Geçmiş

329 16 3
                                    

     1994 Eskişehir.

    Gecenin karanlığını yaran dev alevler içindeki evden küçük, büyük patlamalar duyuluyordu. Bir araba yanan evin karşısında durdu. Arabadan inerken dizleri tutmuyordu Zafer'in. Eve yaklaşsa mı yaklaşmasa mı bilemiyordu. Sonunda son kalan umut kırıntısıyla eve yaklaştı.

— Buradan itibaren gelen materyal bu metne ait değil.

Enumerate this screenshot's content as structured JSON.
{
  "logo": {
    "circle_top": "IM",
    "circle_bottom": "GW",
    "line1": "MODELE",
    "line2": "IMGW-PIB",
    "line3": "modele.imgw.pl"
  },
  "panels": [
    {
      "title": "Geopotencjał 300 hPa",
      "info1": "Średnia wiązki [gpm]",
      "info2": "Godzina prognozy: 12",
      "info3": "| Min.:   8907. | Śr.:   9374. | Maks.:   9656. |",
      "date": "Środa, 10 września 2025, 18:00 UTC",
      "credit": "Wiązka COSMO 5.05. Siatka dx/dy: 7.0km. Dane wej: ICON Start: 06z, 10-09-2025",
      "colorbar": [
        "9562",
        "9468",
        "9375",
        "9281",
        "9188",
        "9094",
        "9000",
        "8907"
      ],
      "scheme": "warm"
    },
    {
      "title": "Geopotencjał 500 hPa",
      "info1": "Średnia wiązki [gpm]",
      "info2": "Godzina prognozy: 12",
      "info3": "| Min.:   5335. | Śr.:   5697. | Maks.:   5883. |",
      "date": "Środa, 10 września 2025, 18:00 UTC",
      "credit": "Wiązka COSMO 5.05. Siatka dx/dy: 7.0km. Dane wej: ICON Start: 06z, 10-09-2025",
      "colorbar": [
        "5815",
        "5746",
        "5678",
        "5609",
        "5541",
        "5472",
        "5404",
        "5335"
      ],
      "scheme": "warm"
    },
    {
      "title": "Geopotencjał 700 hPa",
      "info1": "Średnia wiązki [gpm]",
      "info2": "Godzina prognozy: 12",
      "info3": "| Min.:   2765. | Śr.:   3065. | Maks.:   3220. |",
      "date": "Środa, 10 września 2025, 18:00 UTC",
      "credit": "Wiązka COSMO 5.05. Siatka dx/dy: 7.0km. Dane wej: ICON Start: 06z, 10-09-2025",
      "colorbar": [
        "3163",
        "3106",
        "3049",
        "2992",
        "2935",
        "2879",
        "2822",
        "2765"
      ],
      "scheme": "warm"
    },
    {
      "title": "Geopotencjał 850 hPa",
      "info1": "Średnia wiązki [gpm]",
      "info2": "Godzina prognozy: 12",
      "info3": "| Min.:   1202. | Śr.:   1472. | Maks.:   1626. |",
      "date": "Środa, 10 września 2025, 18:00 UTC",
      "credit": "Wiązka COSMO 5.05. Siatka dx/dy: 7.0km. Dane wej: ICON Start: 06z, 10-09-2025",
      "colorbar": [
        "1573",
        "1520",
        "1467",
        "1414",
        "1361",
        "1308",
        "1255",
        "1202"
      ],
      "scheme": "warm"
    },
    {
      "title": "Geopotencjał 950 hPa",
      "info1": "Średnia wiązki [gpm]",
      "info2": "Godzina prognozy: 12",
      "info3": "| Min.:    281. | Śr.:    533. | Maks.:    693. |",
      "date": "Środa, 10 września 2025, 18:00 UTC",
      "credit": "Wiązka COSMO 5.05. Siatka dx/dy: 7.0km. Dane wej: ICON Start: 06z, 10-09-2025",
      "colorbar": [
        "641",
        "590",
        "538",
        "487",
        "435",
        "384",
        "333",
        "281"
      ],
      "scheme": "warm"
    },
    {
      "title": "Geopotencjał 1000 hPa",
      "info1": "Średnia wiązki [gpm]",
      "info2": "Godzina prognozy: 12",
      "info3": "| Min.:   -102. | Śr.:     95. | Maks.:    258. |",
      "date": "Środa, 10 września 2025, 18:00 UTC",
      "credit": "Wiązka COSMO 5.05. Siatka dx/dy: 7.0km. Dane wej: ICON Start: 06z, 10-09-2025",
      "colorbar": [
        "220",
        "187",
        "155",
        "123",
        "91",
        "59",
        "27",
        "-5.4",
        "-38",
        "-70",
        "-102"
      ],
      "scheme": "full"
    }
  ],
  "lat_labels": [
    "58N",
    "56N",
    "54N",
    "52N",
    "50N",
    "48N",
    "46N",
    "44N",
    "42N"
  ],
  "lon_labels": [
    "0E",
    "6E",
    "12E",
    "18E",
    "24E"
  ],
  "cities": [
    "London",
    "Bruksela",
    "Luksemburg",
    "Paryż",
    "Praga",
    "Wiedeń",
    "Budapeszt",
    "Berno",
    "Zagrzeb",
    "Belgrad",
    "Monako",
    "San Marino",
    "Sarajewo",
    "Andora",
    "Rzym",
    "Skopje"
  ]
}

      Garip bir şekilde alevler hala evin kapısını sarmamıştı. Küçük, birkaç meyve ve sebzenin ekili olduğu, iki tane elma ve incir ağacının yükseldiği bahçenin tel kapısının yanındaki kovayı gördü. Içindeki suyu da fark edince hiç düşünmeden alıp, kafasınıdan aşağı boşalttı. Hava soğuk olmasına rağmen, içinde kristalleşmiş buz parçaları olmasına rağmen ılıklık hissetti.

     Kapıya yaklaşıp bir tekme savurdu. Evin içindeki alevler, kapının açılmasıyla daha da büyüdü. Zafer bir anda içeri attı kendini. Alevlerden kendini korumaya çalışarak, kolunu burnuna siper ederek bağırdı.

     "Erkan!" Ses yoktu. "Aysel." Yine ses yoktu.

    Açık duran kapıya yavaşça yaklaştı ama alevler daha fazla yaklaşmasına izin vermedi. O kadarcık mesafeden, vuran alevler sayesinde zaten göreceğini görmüştü. Erkan, Aysel'e sarılmış, yerde haraketsizdi.

     Zafer'in gözünden yaş damlası düşemeden, mutfak tarafından bir patlama sesi geldi. Bir tahta parçası patlamanın etkisiyle önüne düştü. Tekrar arkasına bakıp,

      "Affet beni." Diyebildi ve evden çıktı.

    Dışarı çıkar çıkmaz dizlerinin üstüne çöktü ve öksürmeye başladı. Bir yandan da tuttuğu yaşlar yanaklarından süzülüp, soğuk havada tekrar kurudu. Zafer toprağa bir yumruk indirirken bir ses duydu.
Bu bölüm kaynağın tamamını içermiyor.